There will be new days of excitement and pupose, and there will be more events that our rogue's gallery of pseudonymous heroes will be important to. For now, however, there is a sense of quietude on the steppes: We have skirmished and come out well, but was it us who did the damage? The post-modern partisan can rarely answer the question, and if anyhting this case typifies the general uncertainty.

Sunday, November 13, 2005

da Vinci's Revenge

So ah, basically, the Catholics are defending evolution from the the fundamentalists...

Get real here, people. The Catholics wish it was 1300 A.D. really bad. If they're telling you to get with it, you've got problems.

Mathew Gross has a post up about Jimmy Carter's values book & speech. I was moved to comment and in doing so figured I had more to say about the subject than would rightly fit in a comments section.

What I wrote there was that the values of this country have shifted over a long time. To wit, over the 20th century:

-Industrialists established monopolies.

-WWII boosted fortunes mostly of least scrupulous within social institutions.

-Advertising strategies and mass media plus 1990's "conservative" putsch= PR/media groupthink that formally enshrines dominance as virtue.

Beyond this I would like to add that this seems like a typical shift of values within an empire. Of course as force becomes more and more the mode of shaping external relations of a culture the more it will be found as a value within that culture as well.

What we have today is a culture where winning is seen to be a value unto itself. By my lights this really does stretch back to the early 20th c. industrialists. There were social upheavals relating to what was a relatively explicit shift in values at the time, culminating with the turbulent 1930's. WWII did not so much cure the ills of the depression, however, as it reestablished the social order based on force and dominance that had been emerging prior to the depression.

Now, after Monica and Florida 2000, there is little other than winning available to appeal to. And frankly, other than a few isolated incidences of outcry (e.g. "greatest gen" highbrow types on TV after Abu Ghraib) there has been no clear enunciation of these values. And that doesn't count for much.

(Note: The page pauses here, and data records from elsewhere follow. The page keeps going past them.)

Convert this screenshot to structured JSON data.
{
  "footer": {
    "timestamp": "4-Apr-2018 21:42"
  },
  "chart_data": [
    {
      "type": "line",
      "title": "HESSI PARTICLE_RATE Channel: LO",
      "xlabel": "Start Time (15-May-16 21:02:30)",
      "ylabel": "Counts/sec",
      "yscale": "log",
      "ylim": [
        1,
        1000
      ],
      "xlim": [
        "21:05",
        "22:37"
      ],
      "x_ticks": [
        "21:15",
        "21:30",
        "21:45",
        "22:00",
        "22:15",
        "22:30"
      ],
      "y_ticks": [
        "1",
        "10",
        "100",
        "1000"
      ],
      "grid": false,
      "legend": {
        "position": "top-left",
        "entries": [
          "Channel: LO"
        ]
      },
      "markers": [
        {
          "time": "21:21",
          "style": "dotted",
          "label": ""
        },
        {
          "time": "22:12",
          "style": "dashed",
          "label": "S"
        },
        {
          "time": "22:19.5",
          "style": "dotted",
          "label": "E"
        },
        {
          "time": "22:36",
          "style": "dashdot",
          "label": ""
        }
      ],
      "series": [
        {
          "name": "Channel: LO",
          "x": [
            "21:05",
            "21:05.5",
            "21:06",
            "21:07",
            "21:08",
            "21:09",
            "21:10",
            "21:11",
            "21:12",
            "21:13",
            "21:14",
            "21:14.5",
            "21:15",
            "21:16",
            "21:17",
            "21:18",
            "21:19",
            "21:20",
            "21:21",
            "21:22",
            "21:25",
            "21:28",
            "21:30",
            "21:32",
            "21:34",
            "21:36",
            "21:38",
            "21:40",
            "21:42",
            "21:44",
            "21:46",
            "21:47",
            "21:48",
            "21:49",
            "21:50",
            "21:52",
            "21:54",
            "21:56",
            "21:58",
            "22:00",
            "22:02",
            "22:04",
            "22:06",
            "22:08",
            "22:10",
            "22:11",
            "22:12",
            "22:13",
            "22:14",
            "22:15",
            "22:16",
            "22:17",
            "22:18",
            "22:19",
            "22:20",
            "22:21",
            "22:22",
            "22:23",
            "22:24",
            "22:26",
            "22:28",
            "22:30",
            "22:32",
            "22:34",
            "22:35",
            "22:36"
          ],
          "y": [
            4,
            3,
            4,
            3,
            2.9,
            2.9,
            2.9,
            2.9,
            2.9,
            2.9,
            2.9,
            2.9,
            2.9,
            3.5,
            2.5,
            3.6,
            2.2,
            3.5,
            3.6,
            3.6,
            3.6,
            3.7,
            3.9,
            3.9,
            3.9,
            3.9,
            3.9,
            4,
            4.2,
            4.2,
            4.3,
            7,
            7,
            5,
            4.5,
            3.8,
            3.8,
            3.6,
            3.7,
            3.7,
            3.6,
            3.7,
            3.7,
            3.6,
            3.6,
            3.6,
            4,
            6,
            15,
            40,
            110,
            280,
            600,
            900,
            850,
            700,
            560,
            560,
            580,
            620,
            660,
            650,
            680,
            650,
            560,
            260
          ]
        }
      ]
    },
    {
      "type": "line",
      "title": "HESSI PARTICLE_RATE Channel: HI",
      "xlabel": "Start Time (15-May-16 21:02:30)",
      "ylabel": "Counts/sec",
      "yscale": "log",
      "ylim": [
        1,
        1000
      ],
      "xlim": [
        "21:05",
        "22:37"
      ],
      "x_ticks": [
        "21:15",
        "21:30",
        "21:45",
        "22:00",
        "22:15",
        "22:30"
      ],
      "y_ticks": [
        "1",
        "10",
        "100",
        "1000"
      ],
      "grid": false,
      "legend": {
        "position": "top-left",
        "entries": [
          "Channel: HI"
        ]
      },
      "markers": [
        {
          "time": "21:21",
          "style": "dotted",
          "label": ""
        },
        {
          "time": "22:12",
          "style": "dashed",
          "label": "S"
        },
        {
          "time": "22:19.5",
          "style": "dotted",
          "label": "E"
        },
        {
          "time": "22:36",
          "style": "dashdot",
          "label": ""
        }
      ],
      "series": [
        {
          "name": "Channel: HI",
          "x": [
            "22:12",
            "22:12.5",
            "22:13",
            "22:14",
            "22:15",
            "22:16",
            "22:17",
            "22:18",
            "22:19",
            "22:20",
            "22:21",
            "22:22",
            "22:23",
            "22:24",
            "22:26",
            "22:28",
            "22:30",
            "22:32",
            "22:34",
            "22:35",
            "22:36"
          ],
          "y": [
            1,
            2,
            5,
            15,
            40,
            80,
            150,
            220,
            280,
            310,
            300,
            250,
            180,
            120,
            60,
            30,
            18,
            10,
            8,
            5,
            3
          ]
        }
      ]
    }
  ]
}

In fact, there has been very little in the way of any clear enunciation of classical liberal values within popular culture for a very long time. And check it, it has to be within popular culture, because as long as we still vote for our leaders, that's where the values approved by our elections are going to be first established.

I think that these values were strongly reinforced within our educational system after the horrors of WWII drove many to question some long held assumptions about human nature, but since then there've been some problems: Free Love, 1970's revolutionaries and the earnest, disasterous attempt in the late 80's to codify cultural respect known as Political Correctness. And for each of these movements, the power elite became more alarmed and antagonistic towards classical libreral values.

This antagonism has been expressed in many ways, but mostly it has been within the sphere of politics and public rhetoric. As anyone who has read this report knows, there has been a great deal of energy put into dominating rhetoric, and in order to reinforce , but also to rationalize that dominance, dominance itself has had to be glorified.

Of course this is only part of a larger trend. Americans love football and basketball today, not baseball. But it is the ground we are standing on. If today's politicians want to approach this issue... well, I think it will be difficult, but first they will have to win some battles (Alito), no matter how they do it because if they don't, they will have no social standing with which to present the worth of their ideas.

Note: This post has been edited and lengthened for clarity.